January 09, 2026
- OBC Morcha Claims Against Current Reservation Policy
Kamal Kumar Biswas.TOD.Balurghat
A controversy over changes to West Bengal’s Other Backward Classes (OBC) framework has triggered coordinated protests across the state, with the Bharatiya Janata Party’s OBC Morcha accusing the government of systematically excluding large sections of the Hindu population from reservation benefits.
On Friday, demonstrators gathered in front of administrative buildings in districts across Bengal, part of what party leaders described as a statewide agitation against revised OBC classification norms. At the forefront of the protest in South Dinajpur was the OBC Morcha’s state president, Subhendu Sarkar, accompanied by the district BJP president, Swarup Chowdhury, district secretary Bapi Sarkar, and other senior party figures.
According to Mr.Shubhendu Sarkar, recent policy changes have altered eligibility rules within the OBC category, resulting in many Hindu communities being shifted primarily into the “Category B” list, while members of a particular community have been placed under the more advantageous “Category A.” The BJP alleges that this reclassification has led to disproportionate exclusion and reflects politically motivated decision-making by the state government.

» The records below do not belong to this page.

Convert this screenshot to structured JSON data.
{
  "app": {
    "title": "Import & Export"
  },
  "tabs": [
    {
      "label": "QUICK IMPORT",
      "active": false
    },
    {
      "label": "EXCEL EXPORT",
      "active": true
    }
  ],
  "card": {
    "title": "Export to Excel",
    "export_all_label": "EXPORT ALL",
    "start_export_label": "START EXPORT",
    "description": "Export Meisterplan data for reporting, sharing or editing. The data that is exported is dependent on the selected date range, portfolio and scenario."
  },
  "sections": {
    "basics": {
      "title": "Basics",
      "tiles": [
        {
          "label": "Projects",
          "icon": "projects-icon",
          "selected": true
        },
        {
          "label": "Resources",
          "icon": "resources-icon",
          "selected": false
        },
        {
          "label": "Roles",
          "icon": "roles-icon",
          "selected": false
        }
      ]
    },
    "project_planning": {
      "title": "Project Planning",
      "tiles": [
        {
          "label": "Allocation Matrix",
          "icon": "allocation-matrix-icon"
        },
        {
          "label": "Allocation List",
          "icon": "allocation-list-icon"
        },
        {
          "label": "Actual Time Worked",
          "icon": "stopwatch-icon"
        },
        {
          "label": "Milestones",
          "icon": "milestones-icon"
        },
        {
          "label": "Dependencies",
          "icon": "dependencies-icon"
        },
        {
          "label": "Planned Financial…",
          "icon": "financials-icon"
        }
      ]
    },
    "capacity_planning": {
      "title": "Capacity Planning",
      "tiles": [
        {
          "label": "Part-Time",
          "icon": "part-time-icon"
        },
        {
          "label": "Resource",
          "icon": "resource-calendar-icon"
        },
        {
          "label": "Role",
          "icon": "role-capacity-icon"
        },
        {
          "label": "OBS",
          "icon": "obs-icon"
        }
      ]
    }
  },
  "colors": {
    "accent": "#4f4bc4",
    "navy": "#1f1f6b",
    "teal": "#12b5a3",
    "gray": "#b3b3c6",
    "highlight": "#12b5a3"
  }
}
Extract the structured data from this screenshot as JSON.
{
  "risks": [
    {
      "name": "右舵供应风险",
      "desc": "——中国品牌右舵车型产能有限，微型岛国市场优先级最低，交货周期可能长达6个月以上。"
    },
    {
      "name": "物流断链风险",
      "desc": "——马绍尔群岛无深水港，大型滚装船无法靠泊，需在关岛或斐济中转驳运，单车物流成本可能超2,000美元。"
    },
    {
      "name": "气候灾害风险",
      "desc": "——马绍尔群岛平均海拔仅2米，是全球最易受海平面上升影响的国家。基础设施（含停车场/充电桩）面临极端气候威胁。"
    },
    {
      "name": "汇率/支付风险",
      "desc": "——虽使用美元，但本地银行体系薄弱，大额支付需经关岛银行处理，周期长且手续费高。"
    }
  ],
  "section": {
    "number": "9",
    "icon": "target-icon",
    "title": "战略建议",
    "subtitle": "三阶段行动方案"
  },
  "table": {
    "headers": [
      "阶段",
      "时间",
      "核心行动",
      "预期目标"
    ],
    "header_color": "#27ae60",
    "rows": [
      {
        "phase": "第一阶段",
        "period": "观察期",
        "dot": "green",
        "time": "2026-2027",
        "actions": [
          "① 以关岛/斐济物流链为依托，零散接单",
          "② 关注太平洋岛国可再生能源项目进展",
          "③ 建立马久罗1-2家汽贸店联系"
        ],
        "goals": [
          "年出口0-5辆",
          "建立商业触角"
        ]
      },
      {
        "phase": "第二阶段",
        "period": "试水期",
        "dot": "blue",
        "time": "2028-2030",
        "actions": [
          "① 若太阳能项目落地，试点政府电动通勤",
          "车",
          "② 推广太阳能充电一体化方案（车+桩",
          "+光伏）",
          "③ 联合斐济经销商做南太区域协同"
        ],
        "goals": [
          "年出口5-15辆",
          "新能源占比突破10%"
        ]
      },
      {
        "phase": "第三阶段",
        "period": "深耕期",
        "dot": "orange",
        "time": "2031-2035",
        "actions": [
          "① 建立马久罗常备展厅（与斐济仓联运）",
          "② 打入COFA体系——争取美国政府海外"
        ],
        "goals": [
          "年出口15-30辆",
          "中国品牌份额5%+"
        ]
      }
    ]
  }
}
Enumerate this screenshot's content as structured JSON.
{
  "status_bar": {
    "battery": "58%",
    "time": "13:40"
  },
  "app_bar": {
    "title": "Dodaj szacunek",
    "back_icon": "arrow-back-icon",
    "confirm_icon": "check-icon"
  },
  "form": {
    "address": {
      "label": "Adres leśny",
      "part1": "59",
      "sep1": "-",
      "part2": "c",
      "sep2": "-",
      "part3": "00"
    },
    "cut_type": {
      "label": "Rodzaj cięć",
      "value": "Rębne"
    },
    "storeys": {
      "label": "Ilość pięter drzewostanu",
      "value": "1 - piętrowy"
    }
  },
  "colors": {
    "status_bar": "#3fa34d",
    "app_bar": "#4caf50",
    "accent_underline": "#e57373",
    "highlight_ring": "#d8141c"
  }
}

“This is not an administrative correction; it is a deliberate reshaping of social justice,” Mr.Subhendu Sarkar said, asserting that the new rules undermine the principle of equitable reservation. He added that the protests were being held simultaneously in every district to draw attention to what the party calls a deepening imbalance in welfare policy.
State officials have yet to issue a detailed response to the allegations, but the dispute has sharpened political fault lines around identity, reservation, and governance — issues that are expected to loom large as West Bengal moves closer to the 2026 Assembly elections.As debates over social categorization intensify, the OBC framework has emerged as a new flashpoint in Bengal’s already polarized political landscape, signaling that questions of representation and equity will remain central to the state’s evolving political narrative.